By MATT BLOIS
At a series of open houses about a study investigating transportation improvements along the Interstate 65 corridor, Williamson County residents told a regional planning group they don’t like transportation studies.
“That’s unfortunate because we’re required to do the studies, and then once the studies are done, that’s how we move forward,” Deputy Director for the Greater Nashville Regional Council Michelle Lacewell said. “A lot of folks are saying, whoever’s in charge, get it done. Whatever that means, get it done.”
The Greater Nashville Regional Council is leading the transportation study, called the south corridor study. These types of studies make it easier for local governments to apply for federal grants that pay for transportation projects.

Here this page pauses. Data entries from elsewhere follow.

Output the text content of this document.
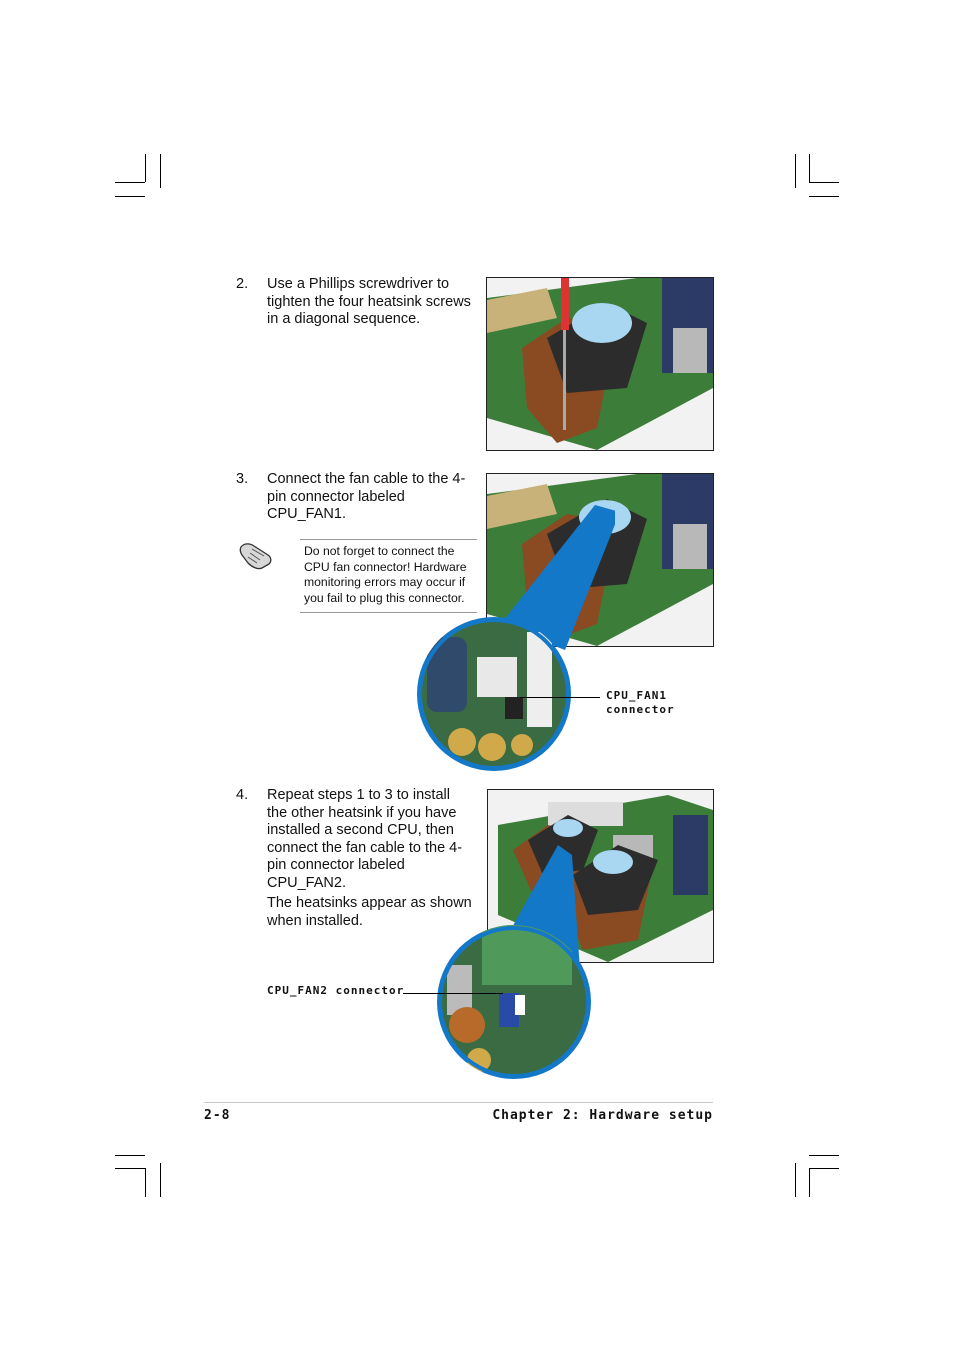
2. Use a Phillips screwdriver to tighten the four heatsink screws in a diagonal sequence.
3. Connect the fan cable to the 4-pin connector labeled CPU_FAN1.
Do not forget to connect the CPU fan connector! Hardware monitoring errors may occur if you fail to plug this connector.
CPU_FAN1
connector
4. Repeat steps 1 to 3 to install the other heatsink if you have installed a second CPU, then connect the fan cable to the 4-pin connector labeled CPU_FAN2.
The heatsinks appear as shown when installed.
CPU_FAN2 connector
2-8	Chapter 2: Hardware setup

While they don’t like studies, people living on along the south corridor told planners they still want modern, impactful transportation improvements. However, there wasn’t much consensus about what kinds of improvements were necessary.
“For every day of the week there are opinions,” Lacewell said.
Increasing the enforcement of carpool lanes on the interstate came up often at open houses.
Lacewell said law enforcement agencies can’t agree on who should enforce carpool lane use, so it’s often not policed well. Using cameras to automatically ticket carpool lane rule breakers could help solve the problem, she said. But the state legislature would need to approve that kind of plan.
Many open house attendees also suggested putting passenger trains on the CSX train tracks running through the county. Regional planners have been talking to CSX about using existing train tracks, but the company is reluctant to place freight and commuter trains on the same rails for safety and capacity reasons.
Sean Pfalzer, a transportation planner with the GNRC, said there might be a way to add some kind of transit, such as passenger trains, next to existing rail lines.
“When you look at it just from a map point of view it’s ideal,” Pfalzer said. “From downtown Nashville it hits the communities … the employment centers, but obviously it’s a freight line.”
Other suggestions varied widely. Many — including the event’s moderator and self-described transit skeptic Dave Crouch — questioned whether Williamson County residents would deign to use buses. Others asked for improvements to existing bus service.
Planners didn’t mention anything about electric scooters, but the Brentwood City Commission banned them this week any, just in case.
People who attended the meetings also asked for bike paths, sidewalks and more lanes on the interstate. Of course, none of those options are free.
“This becomes a challenge when you ask taxpayers to fund improvements to the service and they say no. Then you go to a public meeting and they say, improve the transit service,” Lacewell said. “We kind of get stuck in a competition of opinions there.”
In May 2018, Davidson County voters rejected a $5.4 billion plan to improve transportation around Nashville.
Williamson County residents didn’t vote on that transportation plan, but Lacewell said she has heard from Williamson County residents concerned about the cost of transit at open houses.
While transporting people without cars is expensive, she pointed out that infrastructure for cars is also expensive.
“We hear this a lot in meetings where people will say … why can’t the bus fare pay for the bus,” she said. “That’s not how it works … Our user fees and gas taxes don’t fully pay for the maintenance and improvements to our roadways.”
Basically, traffic isn’t going to get better for free not matter what option planners recommend.
However, Lacewell didn’t want to linger on the cost of improving transportation. She said arguing about the costs of the Nashville referendum prevented planners from explaining why it was important to invest in transportation infrastructure to keep up with the city’s growth.
She also said the Nashville plan failed because it didn’t have enough of a regional perspective.
These transit proposals could eventually go before voters in Williamson County and surrounding counties, and planners don’t want to make the same mistake again.
“That’s why we’re doing this, so we have another program of projects to tie into the existing plans out there. To go to more voters over time and say let’s do this from a regional perspective,” Lacewell said. “It’s possible. What’s it going to look like when we get to that point? I can’t tell you because we’re still in this process … But the only way to get it done is regionally.”